As I said elsewhere, I haven't even looked at the read path. The
iomap code is now complex enough that I have trouble following it
and keeping all the corner cases in my head. This is the down side
of having people smarter than you write the code you need to debug
when shit inevitably goes wrong.

> What
> happens if userspace hands us a large read() from an unwritten extent
> and the same dirty/writeback/reclaim sequence happens to the last folio
> in that read() range before read_iter actually gets there?

No idea - shit may well go wrong there in the same way, but I've had
my hands full just fixing the write path. I'm *really* tired of
fighting with the iomap code right now...

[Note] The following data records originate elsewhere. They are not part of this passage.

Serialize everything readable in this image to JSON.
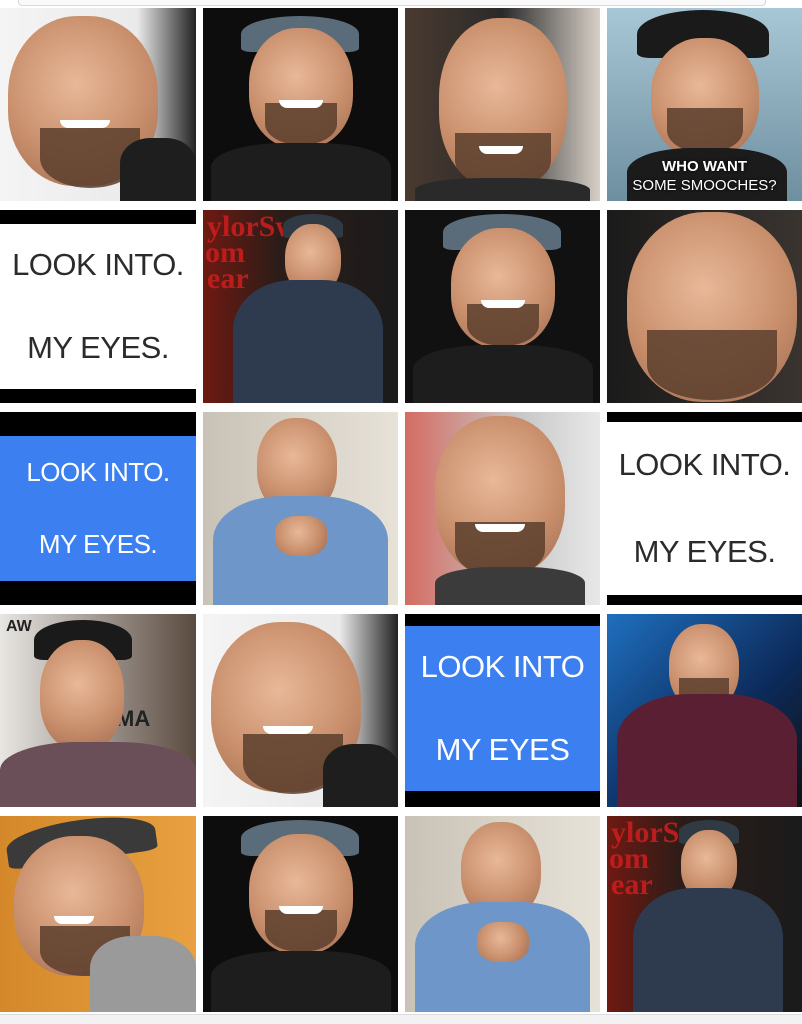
{
  "tiles": {
    "r1c4_caption_line1": "WHO WANT",
    "r1c4_caption_line2": "SOME SMOOCHES?",
    "r2c1_line1": "LOOK INTO.",
    "r2c1_line2": "MY EYES.",
    "r2c2_overlay_line1": "ylorSw",
    "r2c2_overlay_line2": "om",
    "r2c2_overlay_line3": "ear",
    "r3c1_line1": "LOOK INTO.",
    "r3c1_line2": "MY EYES.",
    "r3c4_line1": "LOOK INTO.",
    "r3c4_line2": "MY EYES.",
    "r4c1_overlay_left": "AW",
    "r4c1_overlay_right": "MA",
    "r4c3_line1": "LOOK INTO",
    "r4c3_line2": "MY EYES",
    "r5c4_overlay_line1": "ylorSw",
    "r5c4_overlay_line2": "om",
    "r5c4_overlay_line3": "ear"
  },
  "colors": {
    "blue_tile": "#3b7ff0",
    "white_tile": "#ffffff",
    "text_dark": "#2b2b2b",
    "overlay_red": "#c91d1d"
  }
}
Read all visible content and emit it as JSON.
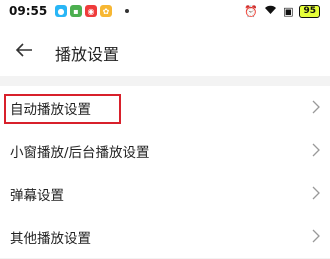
{
  "status_bar": {
    "time": "09:55",
    "battery": "95",
    "app_icons": [
      {
        "name": "app-icon-1",
        "color": "#29b6f6"
      },
      {
        "name": "app-icon-2",
        "color": "#4caf50"
      },
      {
        "name": "app-icon-3",
        "color": "#ef3b3b"
      },
      {
        "name": "app-icon-4",
        "color": "#f7b733"
      }
    ],
    "right_icons": [
      "alarm-icon",
      "wifi-icon",
      "sim-icon",
      "battery-icon"
    ]
  },
  "header": {
    "title": "播放设置",
    "back_icon": "arrow-left-icon"
  },
  "settings": {
    "items": [
      {
        "label": "自动播放设置",
        "highlighted": true
      },
      {
        "label": "小窗播放/后台播放设置"
      },
      {
        "label": "弹幕设置"
      },
      {
        "label": "其他播放设置"
      }
    ]
  },
  "colors": {
    "highlight": "#d8202b",
    "background": "#f3f3f3"
  }
}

> > @@ -189,7 +190,7 @@ xfs_fs_map_blocks(
> >  		xfs_iunlock(ip, lock_flags);
> >  
> >  		error = xfs_iomap_write_direct(ip, offset_fsb,
> > -				end_fsb - offset_fsb, 0, &imap);
> > +				end_fsb - offset_fsb, 0, &imap, &seq);
> 
> I got a compiler warning about seq not being set in the case where we
> don't call xfs_iomap_write_direct.

Yup, gcc 11.2 doesn't warn about it. Now to find out why my build
system is using gcc 11.2 when I upgraded it months ago to use
gcc-12 because of exactly these sorts of issues.... :(

-Dave.
-- 
Dave Chinner
david@xxxxxxxxxxxxx